578 (Burn) Squadron memorial - Carpenters Wood (Maidenhead, Berkshire)
Early on the morning of 18 July 1944, 21 Halifax bombers of 578 Squadron took off from Burn to attack fortified villages near Caen in France. On the outward flight, LK-Q developed a fire which the crew were unable to control. In his anxiety to avoid the heavily populated areas of Reading, Maidenhead and Windsor, the Pilot steered into open country before the fully fuelled and armed aircraft lost altitude and exploded in mid air over the dense wood near Pinkney’s Green. Miraculously, the Canadian rear gunner Flt.Sgt. Hugh Sloan, was blown upwards out of his turret and managed to parachute to safety but the rest of his crew perished without trace. Their names are recorded on panels of the Air Forces Memorial to the Missing at Runnymede.Sergeant Hugh Sloan, the rear gunner, was the sole survivor of this tragedy. The remaining crew who lost their lives were:
Flying Officer Victor Starkoff DFC (Australian Pilot) 33
Pilot Officer Jan Frederick Fink (Navigator) 26
Flight Sergeant Ivor Morgan (Bomb Aimer) 20
Pilot Officer Lloyde Hinson Hopper (Canadian Wireless Operator) 24
Sergeant Gerald Thomas Nicholson (Flight Engineer) 20
Flight Sergeant John Edward Clague (Mid-upper Gunner)

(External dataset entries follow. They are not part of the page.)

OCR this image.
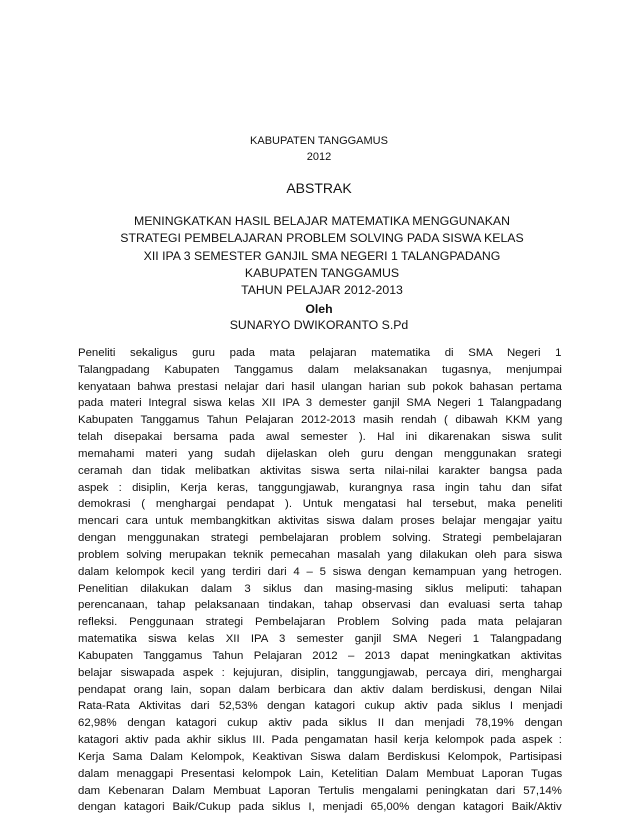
KABUPATEN TANGGAMUS
2012
ABSTRAK
MENINGKATKAN HASIL BELAJAR MATEMATIKA MENGGUNAKAN
STRATEGI PEMBELAJARAN PROBLEM SOLVING PADA SISWA KELAS
XII IPA 3 SEMESTER GANJIL SMA NEGERI 1 TALANGPADANG
KABUPATEN TANGGAMUS
TAHUN PELAJAR 2012-2013
Oleh
SUNARYO DWIKORANTO S.Pd
Peneliti sekaligus guru pada mata pelajaran matematika di SMA Negeri 1
Talangpadang Kabupaten Tanggamus dalam melaksanakan tugasnya, menjumpai
kenyataan bahwa prestasi nelajar dari hasil ulangan harian sub pokok bahasan pertama
pada materi Integral siswa kelas XII IPA 3 demester ganjil SMA Negeri 1 Talangpadang
Kabupaten Tanggamus Tahun Pelajaran 2012-2013 masih rendah ( dibawah KKM yang
telah disepakai bersama pada awal semester ). Hal ini dikarenakan siswa sulit
memahami materi yang sudah dijelaskan oleh guru dengan menggunakan srategi
ceramah dan tidak melibatkan aktivitas siswa serta nilai-nilai karakter bangsa pada
aspek : disiplin, Kerja keras, tanggungjawab, kurangnya rasa ingin tahu dan sifat
demokrasi ( menghargai pendapat ). Untuk mengatasi hal tersebut, maka peneliti
mencari cara untuk membangkitkan aktivitas siswa dalam proses belajar mengajar yaitu
dengan menggunakan strategi pembelajaran problem solving. Strategi pembelajaran
problem solving merupakan teknik pemecahan masalah yang dilakukan oleh para siswa
dalam kelompok kecil yang terdiri dari 4 – 5 siswa dengan kemampuan yang hetrogen.
Penelitian dilakukan dalam 3 siklus dan masing-masing siklus meliputi: tahapan
perencanaan, tahap pelaksanaan tindakan, tahap observasi dan evaluasi serta tahap
refleksi. Penggunaan strategi Pembelajaran Problem Solving pada mata pelajaran
matematika siswa kelas XII IPA 3 semester ganjil SMA Negeri 1 Talangpadang
Kabupaten Tanggamus Tahun Pelajaran 2012 – 2013 dapat meningkatkan aktivitas
belajar siswapada aspek : kejujuran, disiplin, tanggungjawab, percaya diri, menghargai
pendapat orang lain, sopan dalam berbicara dan aktiv dalam berdiskusi, dengan Nilai
Rata-Rata Aktivitas dari 52,53% dengan katagori cukup aktiv pada siklus I menjadi
62,98% dengan katagori cukup aktiv pada siklus II dan menjadi 78,19% dengan
katagori aktiv pada akhir siklus III. Pada pengamatan hasil kerja kelompok pada aspek :
Kerja Sama Dalam Kelompok, Keaktivan Siswa dalam Berdiskusi Kelompok, Partisipasi
dalam menaggapi Presentasi kelompok Lain, Ketelitian Dalam Membuat Laporan Tugas
dam Kebenaran Dalam Membuat Laporan Tertulis mengalami peningkatan dari 57,14%
dengan katagori Baik/Cukup pada siklus I, menjadi 65,00% dengan katagori Baik/Aktiv
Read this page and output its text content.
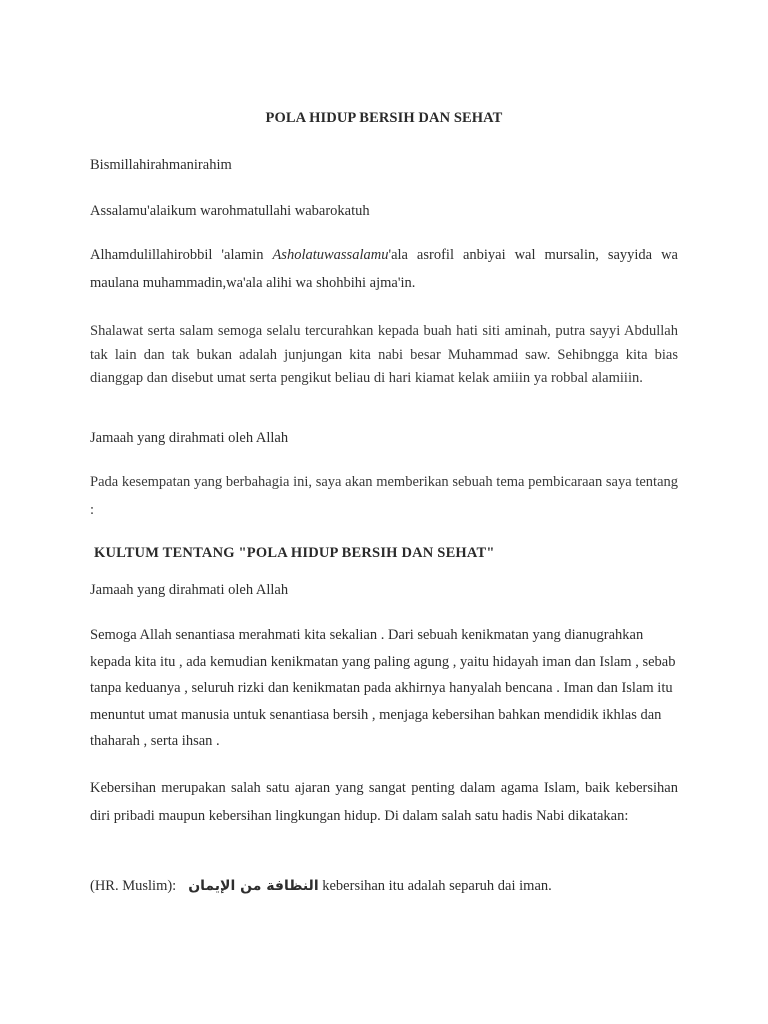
POLA HIDUP BERSIH DAN SEHAT

Bismillahirahmanirahim

Assalamu'alaikum warohmatullahi wabarokatuh

Alhamdulillahirobbil 'alamin Asholatuwassalamu'ala asrofil anbiyai wal mursalin, sayyida wa maulana muhammadin,wa'ala alihi wa shohbihi ajma'in.

Shalawat serta salam semoga selalu tercurahkan kepada buah hati siti aminah, putra sayyi Abdullah tak lain dan tak bukan adalah junjungan kita nabi besar Muhammad saw. Sehibngga kita bias dianggap dan disebut umat serta pengikut beliau di hari kiamat kelak amiiin ya robbal alamiiin.

Jamaah yang dirahmati oleh Allah

Pada kesempatan yang berbahagia ini, saya akan memberikan sebuah tema pembicaraan saya tentang :

KULTUM TENTANG "POLA HIDUP BERSIH DAN SEHAT"

Jamaah yang dirahmati oleh Allah

Semoga Allah senantiasa merahmati kita sekalian . Dari sebuah kenikmatan yang dianugrahkan kepada kita itu , ada kemudian kenikmatan yang paling agung , yaitu hidayah iman dan Islam , sebab tanpa keduanya , seluruh rizki dan kenikmatan pada akhirnya hanyalah bencana . Iman dan Islam itu menuntut umat manusia untuk senantiasa bersih , menjaga kebersihan bahkan mendidik ikhlas dan thaharah , serta ihsan .

Kebersihan merupakan salah satu ajaran yang sangat penting dalam agama Islam, baik kebersihan diri pribadi maupun kebersihan lingkungan hidup. Di dalam salah satu hadis Nabi dikatakan:

(HR. Muslim): النظافة من الإيمان kebersihan itu adalah separuh dai iman.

Hugh Cawdren with the assistance of 587 Burn Association managed to trace the crash site in the spring of 1988.
There are still three large craters, the largest being 15 feet deep and 100 feet across in the heavy wooded land
owned by the Woodland Trust. A memorial to those who perished onboard “Q for Queenie” was unveiled on 18th
July 1998, conducted by the Chaplain in Chief of the Royal Air Force and the Maidenhead Rabbi. Also in attendance were 578 Sqn veterans, Air Force representatives, the Mayor of the Royal Borough of Windsor and Maidenhead and members of 155 (Maidenhead) Squadron Air Training Corps. Some 10 years after the original memorial was unveiled, 155 (Maidenhead) Squadron ATC have worked to remove the old wooden memorial and place a more substantial permanent memorial next to the main crater in Carpenters Wood. This was unveiled in October 2008.

155 (Maidenhead) Squadron ATC has now become the custodian of the memorial and will continue to work onsite
at the woods and maintain the area in fitting with the memorial to honour those who lost their lives.